Fullerene

Come ha ricordato la Mucca di Schrödinger, sabato scorso Google ha modificato il proprio logo, come gli capita spesso di fare per ricordare qualche anniversario. Stavolta c’era una palla arancione che diventava una specie di pallone da calcio stilizzato che poteva essere ruotato a piacere. Il logo però non celebrava l’inizio dei campionati nazionali di calcio, ma i venticinque anni dalla scoperta della molecola del fullerene. Di fullereni ce ne sono però tanti… e tutto per colpa delle regole di geometria solida!

Innanzitutto ricordo che generalmente quando si parla di fullerene si intende una molecola di carbonio in cui gli atomi sono disposti in maniera particolare, in modo da formare una struttura cava all’interno; l’esempio più famoso è la molecola C60, quella appunto a forma di pallone da calcio la cui struttura è formata da dodici pentagoni e venti esagoni e il cui nome completo è buckminsterfullerene, dal nome dell’architetto Richard Buckminster “Bucky” Fuller che è noto per aver introdotto strutture di questo tipo per creare delle cupole leggere e resistenti. Il buckminsterfullerene è la versione molecolare più facile da trovare anche in natura; i chimici sono però riusciti a costruire anche altri tipi di molecole con lo stesso tipo di struttura, e se vogliamo anche i nanotubi sono comunque dei fullereni derivati. Se volete saperne di più, come sempre potete partire da Wikipedia.

Ma la struttura reticolare dei fullereni è piuttosto interessante anche da un punto di vista matematico, che è poi quello che mi interessa in questa sede. Forse sapete che, mentre ci sono infiniti poligoni regolari – quelli con tutti i lati e gli angoli uguali – i poliedri regolari sono solo cinque: tetraedro, cubo, ottaedro, dodecaedro e icosaedro. Soprattutto, non esiste nessun poliedro regolare composto da esagoni. La ragione è molto semplice: per fare un poliedro si parte da un vertice e bisogna metterci almeno tre poligoni. Ma gli angoli di un esagono regolare sono di 120 gradi: questo significa che con tre esagoni abbiamo riempito il piano e non abbiamo spazio per “alzare” il vertice, come avviene ad esempio con i pentagoni, ottenendo il dodecaedro. Ma questo svantaggio porta a un vantaggio se non siamo interessati ad avere un poliedro regolare!

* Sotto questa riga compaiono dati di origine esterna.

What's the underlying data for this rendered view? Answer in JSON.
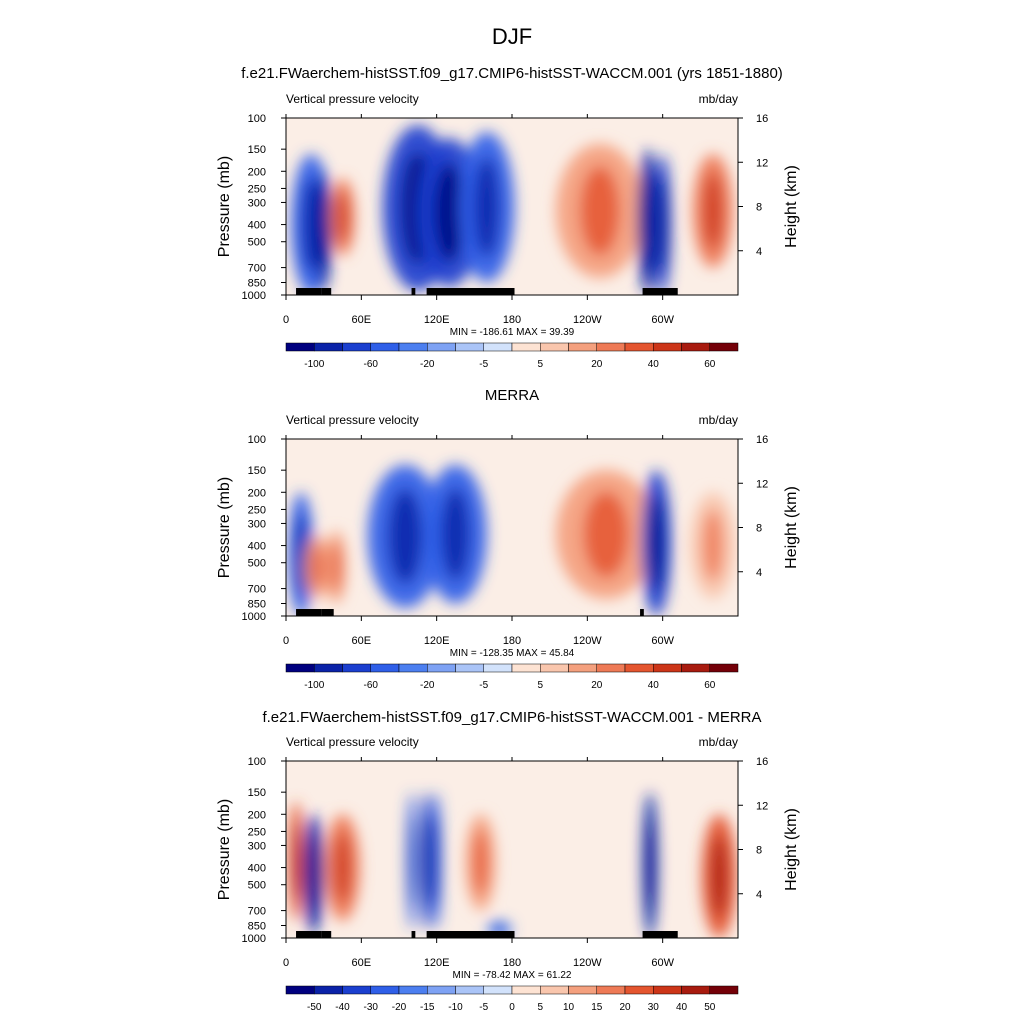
{
  "figure": {
    "title": "DJF"
  },
  "chart_data": [
    {
      "type": "heatmap",
      "title": "f.e21.FWaerchem-histSST.f09_g17.CMIP6-histSST-WACCM.001 (yrs 1851-1880)",
      "left_label": "Vertical pressure velocity",
      "right_label": "mb/day",
      "ylabel": "Pressure (mb)",
      "ylabel_right": "Height (km)",
      "x_ticks": [
        "0",
        "60E",
        "120E",
        "180",
        "120W",
        "60W"
      ],
      "x_tick_values": [
        0,
        60,
        120,
        180,
        240,
        300
      ],
      "xlim": [
        0,
        360
      ],
      "y_ticks": [
        "100",
        "150",
        "200",
        "250",
        "300",
        "400",
        "500",
        "700",
        "850",
        "1000"
      ],
      "y_tick_values": [
        100,
        150,
        200,
        250,
        300,
        400,
        500,
        700,
        850,
        1000
      ],
      "ylim": [
        1000,
        100
      ],
      "height_ticks": [
        "16",
        "12",
        "8",
        "4"
      ],
      "height_tick_values": [
        16,
        12,
        8,
        4
      ],
      "stats": "MIN = -186.61  MAX =  39.39",
      "colorbar_labels": [
        "-100",
        "-60",
        "-20",
        "-5",
        "5",
        "20",
        "40",
        "60"
      ],
      "colorbar_colors": [
        "#00007f",
        "#0a22a8",
        "#1b3fcf",
        "#2f5fe8",
        "#4c7ff0",
        "#7ea2f4",
        "#aac4f7",
        "#d2e2fb",
        "#fde3d3",
        "#f9c6ad",
        "#f4a07e",
        "#ee7a56",
        "#e4552f",
        "#cc3518",
        "#a81b0f",
        "#740008"
      ],
      "features": [
        {
          "lon": 20,
          "p0": 160,
          "p1": 1000,
          "w": 16,
          "v": -5
        },
        {
          "lon": 30,
          "p0": 200,
          "p1": 950,
          "w": 6,
          "v": -7
        },
        {
          "lon": 45,
          "p0": 220,
          "p1": 600,
          "w": 10,
          "v": 4
        },
        {
          "lon": 105,
          "p0": 110,
          "p1": 950,
          "w": 28,
          "v": -6
        },
        {
          "lon": 130,
          "p0": 130,
          "p1": 900,
          "w": 26,
          "v": -6
        },
        {
          "lon": 160,
          "p0": 120,
          "p1": 850,
          "w": 22,
          "v": -5
        },
        {
          "lon": 250,
          "p0": 140,
          "p1": 800,
          "w": 35,
          "v": 3
        },
        {
          "lon": 288,
          "p0": 150,
          "p1": 1000,
          "w": 8,
          "v": -7
        },
        {
          "lon": 300,
          "p0": 160,
          "p1": 1000,
          "w": 7,
          "v": -6
        },
        {
          "lon": 340,
          "p0": 160,
          "p1": 700,
          "w": 16,
          "v": 4
        }
      ],
      "topography": [
        [
          8,
          28
        ],
        [
          28,
          36
        ],
        [
          100,
          103
        ],
        [
          112,
          182
        ],
        [
          284,
          312
        ]
      ]
    },
    {
      "type": "heatmap",
      "title": "MERRA",
      "left_label": "Vertical pressure velocity",
      "right_label": "mb/day",
      "ylabel": "Pressure (mb)",
      "ylabel_right": "Height (km)",
      "x_ticks": [
        "0",
        "60E",
        "120E",
        "180",
        "120W",
        "60W"
      ],
      "x_tick_values": [
        0,
        60,
        120,
        180,
        240,
        300
      ],
      "xlim": [
        0,
        360
      ],
      "y_ticks": [
        "100",
        "150",
        "200",
        "250",
        "300",
        "400",
        "500",
        "700",
        "850",
        "1000"
      ],
      "y_tick_values": [
        100,
        150,
        200,
        250,
        300,
        400,
        500,
        700,
        850,
        1000
      ],
      "ylim": [
        1000,
        100
      ],
      "height_ticks": [
        "16",
        "12",
        "8",
        "4"
      ],
      "height_tick_values": [
        16,
        12,
        8,
        4
      ],
      "stats": "MIN = -128.35  MAX =  45.84",
      "colorbar_labels": [
        "-100",
        "-60",
        "-20",
        "-5",
        "5",
        "20",
        "40",
        "60"
      ],
      "colorbar_colors": [
        "#00007f",
        "#0a22a8",
        "#1b3fcf",
        "#2f5fe8",
        "#4c7ff0",
        "#7ea2f4",
        "#aac4f7",
        "#d2e2fb",
        "#fde3d3",
        "#f9c6ad",
        "#f4a07e",
        "#ee7a56",
        "#e4552f",
        "#cc3518",
        "#a81b0f",
        "#740008"
      ],
      "features": [
        {
          "lon": 12,
          "p0": 200,
          "p1": 1000,
          "w": 10,
          "v": -5
        },
        {
          "lon": 25,
          "p0": 350,
          "p1": 800,
          "w": 10,
          "v": 3
        },
        {
          "lon": 40,
          "p0": 330,
          "p1": 850,
          "w": 8,
          "v": 3
        },
        {
          "lon": 95,
          "p0": 140,
          "p1": 900,
          "w": 30,
          "v": -5
        },
        {
          "lon": 135,
          "p0": 140,
          "p1": 850,
          "w": 25,
          "v": -5
        },
        {
          "lon": 255,
          "p0": 150,
          "p1": 800,
          "w": 40,
          "v": 3
        },
        {
          "lon": 295,
          "p0": 150,
          "p1": 1000,
          "w": 12,
          "v": -6
        },
        {
          "lon": 340,
          "p0": 200,
          "p1": 800,
          "w": 18,
          "v": 2
        }
      ],
      "topography": [
        [
          8,
          28
        ],
        [
          28,
          38
        ],
        [
          282,
          285
        ]
      ]
    },
    {
      "type": "heatmap",
      "title": "f.e21.FWaerchem-histSST.f09_g17.CMIP6-histSST-WACCM.001 - MERRA",
      "left_label": "Vertical pressure velocity",
      "right_label": "mb/day",
      "ylabel": "Pressure (mb)",
      "ylabel_right": "Height (km)",
      "x_ticks": [
        "0",
        "60E",
        "120E",
        "180",
        "120W",
        "60W"
      ],
      "x_tick_values": [
        0,
        60,
        120,
        180,
        240,
        300
      ],
      "xlim": [
        0,
        360
      ],
      "y_ticks": [
        "100",
        "150",
        "200",
        "250",
        "300",
        "400",
        "500",
        "700",
        "850",
        "1000"
      ],
      "y_tick_values": [
        100,
        150,
        200,
        250,
        300,
        400,
        500,
        700,
        850,
        1000
      ],
      "ylim": [
        1000,
        100
      ],
      "height_ticks": [
        "16",
        "12",
        "8",
        "4"
      ],
      "height_tick_values": [
        16,
        12,
        8,
        4
      ],
      "stats": "MIN = -78.42  MAX =  61.22",
      "colorbar_labels": [
        "-50",
        "-40",
        "-30",
        "-20",
        "-15",
        "-10",
        "-5",
        "0",
        "5",
        "10",
        "15",
        "20",
        "30",
        "40",
        "50"
      ],
      "colorbar_colors": [
        "#00007f",
        "#0a22a8",
        "#1b3fcf",
        "#2f5fe8",
        "#4c7ff0",
        "#7ea2f4",
        "#aac4f7",
        "#d2e2fb",
        "#fde3d3",
        "#f9c6ad",
        "#f4a07e",
        "#ee7a56",
        "#e4552f",
        "#cc3518",
        "#a81b0f",
        "#740008"
      ],
      "features": [
        {
          "lon": 8,
          "p0": 170,
          "p1": 800,
          "w": 6,
          "v": 5
        },
        {
          "lon": 22,
          "p0": 200,
          "p1": 950,
          "w": 8,
          "v": -7
        },
        {
          "lon": 45,
          "p0": 200,
          "p1": 800,
          "w": 14,
          "v": 4
        },
        {
          "lon": 100,
          "p0": 150,
          "p1": 900,
          "w": 4,
          "v": -5
        },
        {
          "lon": 112,
          "p0": 150,
          "p1": 900,
          "w": 5,
          "v": -6
        },
        {
          "lon": 120,
          "p0": 150,
          "p1": 900,
          "w": 4,
          "v": -5
        },
        {
          "lon": 155,
          "p0": 200,
          "p1": 700,
          "w": 12,
          "v": 3
        },
        {
          "lon": 170,
          "p0": 800,
          "p1": 1000,
          "w": 10,
          "v": -4
        },
        {
          "lon": 290,
          "p0": 150,
          "p1": 1000,
          "w": 6,
          "v": -7
        },
        {
          "lon": 345,
          "p0": 200,
          "p1": 1000,
          "w": 14,
          "v": 5
        }
      ],
      "topography": [
        [
          8,
          28
        ],
        [
          28,
          36
        ],
        [
          100,
          103
        ],
        [
          112,
          182
        ],
        [
          284,
          312
        ]
      ]
    }
  ]
}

Infatti partendo dal dodecaedro in cui in ciascun vertice concorrono esattamente tre pentagoni è possibile aggiungere qua e là degli esagoni, che come abbiamo visto non “piegano lo spazio”, e tirare fuori un nuovo solido un po’ meno spigoloso del dodecaedro, che può andare abbastanza bene come dado per giocare a D&D ma non per dare quattro calci al pallone.

grafi di diversi fullereni (da Mathworld)

Il buckminsterfullerene è il più regolare di questi solidi; è infatti uno dei tredici solidi archimedei e può essere anche chiamato icosaedro troncato, visto che lo si può ottenere tagliando via i dodici vertici dell’icosaedro facendo i conti abbastanza bene che i venti esagoni rimanenti e i dodici pentagoni testè creati abbiano gli spigoli tutti congruenti. Nella figura qui a fianco, tratta dalla voce Fullerene di Mathworld, vediamo alcuni esempi di grafi corrispondenti ad alcuni fullereni; in pratica si è tolta loro una faccia e li si è spianati. Qualcuno potrebbe stupirsi di vedere anche il dodecaedro, che di esagoni non ne ha, lì in mezzo; è solo l’ennesimo esempio di come l’insieme vuoto non dia nessun problema ai matematici, e anzi venga sempre tenuto in gran conto. Zero esagoni sono “un certo numero di esagoni”, insomma; la cosa più divertente, se volete, è che possiamo ottenere fullereni con un numero pari qualunque di vertici oltre i venti originari del dodecaedro (zero è un numero pari, sì), eccetto due. Detto in altro modo, non c’è nessun fullerene con 22 vertici. Il numero di poliedri possibili cresce molto velocemente con il numero di vertici, ma naturalmente quasi tutti quelli che si ottengono sono deformi e quindi non certo belli da vedersi; ecco perché nessuno ne parla mai.

Un’ultima osservazione, chimica e non matematica: se vi siete chiesti com’è possibile che il carbonio, che ha valenza 4, possa formare una struttura dove tutti i vertici hanno solo tre spigoli concorrenti la risposta è semplice. Gli spigoli in comune con due esagoni hanno un legame doppio, mentre quelli che uniscono un esagono e un pentagono ce l’hanno singolo. Anche stavolta, insomma, la matematica corre in aiuto del mondo reale… o è il viceversa?